论文标题:Learning from Shader Program Traces
论文来源:Eurographics 2022
论文作者:Yuting Yang, Connelly Barnes, Adam Finkelstein
简介
- Program trace
- In software engineering, a trace refers to the record of all states that a program visits during its execution, including all instructions and data.
- 本文提到的 Shader program trace,只包括中间结果 (data),而不包括程序序列 (instruction)。
Since the fragment shader program operates independently per pixel, we can consider the full program trace as a vector of values computed at each pixel – a generalization from simple RGB.
方法
- 输入是用(嵌入到 Python 的) DSL 写的 fragment procedural shader program,翻译成 Tensorflow 程序
- 可以同时输出渲染好的图片和生成的 program trace
- 分支展开、循环 unroll
- These policies permit us to express the trace of any shader as a fixed-length vector of the computed scalar values, regardless of the pixel location
输入特征化简
- 编译器优化
- 忽略常量值、计算图上重复的节点,因为其在不同 pixel 位置的运行结果应该高度统一
- 不生成内建函数的 trace
- 检测并筛除迭代改进模式的循环中的中间 trace 结果
- 比如,raymarching 找 closest intersection 的迭代
- 均匀的特征下采样
- The most straightforward strategy is to subsample the vector by some factor n, retaining only every nth trace feature as ordered in a depth first traversal of the compute graph
- 其它采样方案 (都不太好用)
- clustering
- loop subsampling
- first or last
- mean and variance
We first apply compiler optimizations, then subsample the features with a subsampling rate that makes the trace length be most similar to a fixed target length.
For all experiments, we target a length of 200, except where specifically noted such as in the simulation example.
After compiling and executing the shader, we have for every pixel: a vector of dimension N: the number of recorded intermediate values in the trace
特征白化
主要是为了解决 shader trace 里面的异常值,防止干扰训练和推理。用的是 Scaling + clamping。
- Check if the distribution merits clamping
- If N <= 10, no need to clamp
- Else, do clamp
- Discard NaN, Inf, -Inf
- let $P_0$ = Lowest p’th percentile, $P_1$ = highest p’th percentile, superparam $ \gamma $
- Clamp to $ [P_0 − \gamma(P_1− P_0), P_1 + \gamma(P_1 − P_0)] $
- Do rescale
- for each intermediate feature, rescale the clamped values to the fixed range $ [-1,1] $
- Record the bias and scale used (in rescaling)
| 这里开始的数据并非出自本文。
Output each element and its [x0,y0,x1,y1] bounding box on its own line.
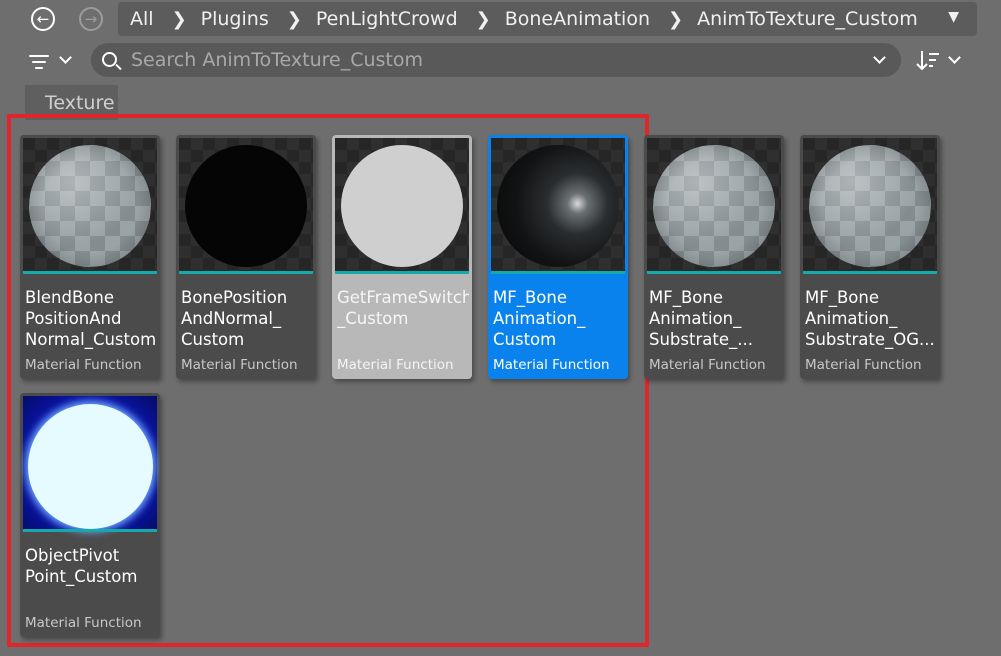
arrow-left-icon: ← [36,9,50,28]
asset-type-bar [803,271,937,274]
forward-button[interactable]: → [79,7,103,31]
asset-thumbnail [647,138,781,274]
sort-icon [916,51,939,71]
asset-name: MF_Bone Animation_ Custom [493,288,586,349]
asset-name: BlendBone PositionAnd Normal_Custom [25,288,157,349]
navigation-bar: ← → All ❯ Plugins ❯ PenLightCrowd ❯ Bone… [0,0,1001,38]
search-icon [102,52,117,67]
chevron-down-icon [59,51,72,64]
asset-type-bar [179,271,313,274]
back-button[interactable]: ← [31,7,55,31]
search-input[interactable] [131,43,851,77]
asset-tile[interactable]: BlendBone PositionAnd Normal_Custom Mate… [20,135,160,379]
breadcrumb-item-all[interactable]: All [118,8,154,30]
chevron-right-icon: ❯ [171,8,187,30]
asset-type-bar [23,529,157,532]
breadcrumb: All ❯ Plugins ❯ PenLightCrowd ❯ BoneAnim… [118,2,977,36]
asset-type: Material Function [181,357,298,373]
checker-sphere-icon [809,145,931,267]
breadcrumb-item-animtotexture-custom[interactable]: AnimToTexture_Custom [683,8,918,30]
asset-thumbnail [23,138,157,274]
chevron-down-icon [948,51,961,64]
asset-name: ObjectPivot Point_Custom [25,546,138,586]
asset-type: Material Function [649,357,766,373]
asset-tile[interactable]: ObjectPivot Point_Custom Material Functi… [20,393,160,637]
asset-tile[interactable]: GetFrameSwitch _Custom Material Function [332,135,472,379]
asset-type: Material Function [337,357,454,373]
black-sphere-icon [185,145,307,267]
asset-thumbnail [179,138,313,274]
asset-thumbnail [335,138,469,274]
breadcrumb-item-penlightcrowd[interactable]: PenLightCrowd [302,8,458,30]
white-sphere-icon [341,145,463,267]
filter-icon [29,53,49,69]
asset-tile[interactable]: BonePosition AndNormal_ Custom Material … [176,135,316,379]
chevron-down-icon[interactable]: ▼ [948,9,959,25]
chevron-down-icon[interactable] [873,51,886,64]
asset-tile-selected[interactable]: MF_Bone Animation_ Custom Material Funct… [488,135,628,379]
chevron-right-icon: ❯ [286,8,302,30]
chevron-right-icon: ❯ [475,8,491,30]
dark-glossy-sphere-icon [497,145,619,267]
asset-name: MF_Bone Animation_ Substrate_OG... [805,288,935,349]
asset-type: Material Function [25,357,142,373]
glowing-white-sphere-icon [28,404,153,529]
asset-tile[interactable]: MF_Bone Animation_ Substrate_OG... Mater… [800,135,940,379]
sort-button[interactable] [915,47,965,75]
asset-name: GetFrameSwitch _Custom [337,288,469,328]
asset-type: Material Function [805,357,922,373]
chevron-right-icon: ❯ [668,8,684,30]
filter-button[interactable] [27,47,77,75]
asset-name: BonePosition AndNormal_ Custom [181,288,288,349]
arrow-right-icon: → [84,9,98,28]
asset-tile[interactable]: MF_Bone Animation_ Substrate_... Materia… [644,135,784,379]
asset-thumbnail [491,138,625,274]
checker-sphere-icon [653,145,775,267]
breadcrumb-item-plugins[interactable]: Plugins [187,8,269,30]
asset-type: Material Function [25,615,142,631]
asset-thumbnail [23,396,157,532]
asset-thumbnail [803,138,937,274]
asset-type-bar [491,271,625,274]
asset-type-bar [23,271,157,274]
search-box[interactable] [91,43,901,77]
checker-sphere-icon [29,145,151,267]
asset-type-bar [335,271,469,274]
breadcrumb-item-boneanimation[interactable]: BoneAnimation [491,8,650,30]
asset-name: MF_Bone Animation_ Substrate_... [649,288,753,349]
asset-type: Material Function [493,357,610,373]
asset-type-bar [647,271,781,274]
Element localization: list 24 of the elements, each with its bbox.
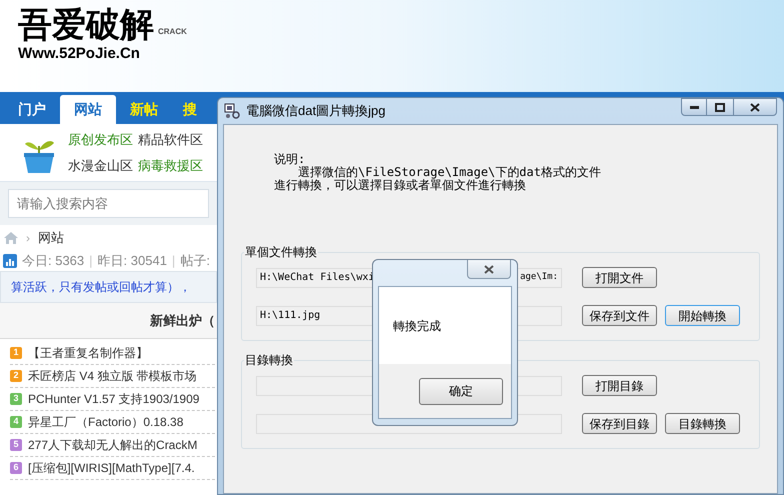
description-line: 選擇微信的\FileStorage\Image\下的dat格式的文件 [297,166,602,179]
stat-text: 今日: 5363 [22,252,84,270]
logo-text: 吾爱破解 [18,8,154,42]
list-title: 新鲜出炉（ [150,312,215,330]
rank-badge: 6 [10,462,22,474]
logo-tag: CRACK [158,26,187,38]
message-text: 轉換完成 [393,318,441,334]
rank-badge: 3 [10,393,22,405]
rank-badge: 1 [10,347,22,359]
rank-badge: 5 [10,439,22,451]
stat-text: 帖子: [180,252,210,270]
group-label: 單個文件轉換 [244,244,318,261]
notice-text: 算活跃，只有发帖或回帖才算）， [11,279,191,296]
rank-badge: 2 [10,370,22,382]
logo-url: Www.52PoJie.Cn [18,46,140,61]
stat-text: 昨日: 30541 [98,252,167,270]
description-line: 進行轉換，可以選擇目錄或者單個文件進行轉換 [274,179,527,192]
stat-separator: | [89,252,93,270]
window-title: 電腦微信dat圖片轉換jpg [246,102,386,120]
group-label: 目錄轉換 [244,352,294,369]
stat-separator: | [172,252,176,270]
description-line: 说明: [274,153,306,166]
breadcrumb-separator: › [26,230,30,247]
rank-badge: 4 [10,416,22,428]
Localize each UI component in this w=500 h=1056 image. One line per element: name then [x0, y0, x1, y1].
The scale and bias is recorded and used in both training and testing, but the values will be clamped to range
[-2, 2] to allow data extrapolation.
感觉有点乱…
网络
结构
- 1x1 Conv + Feature Reduction (N = 200 -> K = 48)
- 1x1 Conv * 3
- Dilated Convolution (1, 2, 4, 8, 1)
- 1x1 Conv * 3
- 1x1 Conv + Feature Reduction (K = 48 -> 3, that is, RGB color output)
损失函数
$ L_b = L_c + \alpha L_p $
- $ L_c $ 是 RGB 图像上的标准 $ L_2 $ loss
- $ L_p $ 是 The Unreasonable Effectiveness of Deep Features as a Perceptual Metric 这篇文章中给出的损失函数度量 LPIPS
- 大概就是,做了一个图像相似数据集,弄了很多 distortions 和 CNN 常见任务输出的图片,做 2AFC 和 JND,随后学习这个 metric
- 深度特征度量图像相似度的有效性——LPIPS 这篇知乎文章比较不错
下面还有个 Appendix D,里面有实验的 GAN 的 loss
训练策略
结果展示
和一个 Baseline 方法 RGBx 对比,这个 Baseline 用的手挑特征 normal, depth, diffuse, specular color (where applicable) 来作为输入进行学习。
Denoising fragment shaders
目标是用 1spp 图像来学习 1000spp 的 reference image。
Reconstructing simplified shaders
这个任务是,从简化后的 Shader 的运行结果中,重建原来 Shader 的运行结果。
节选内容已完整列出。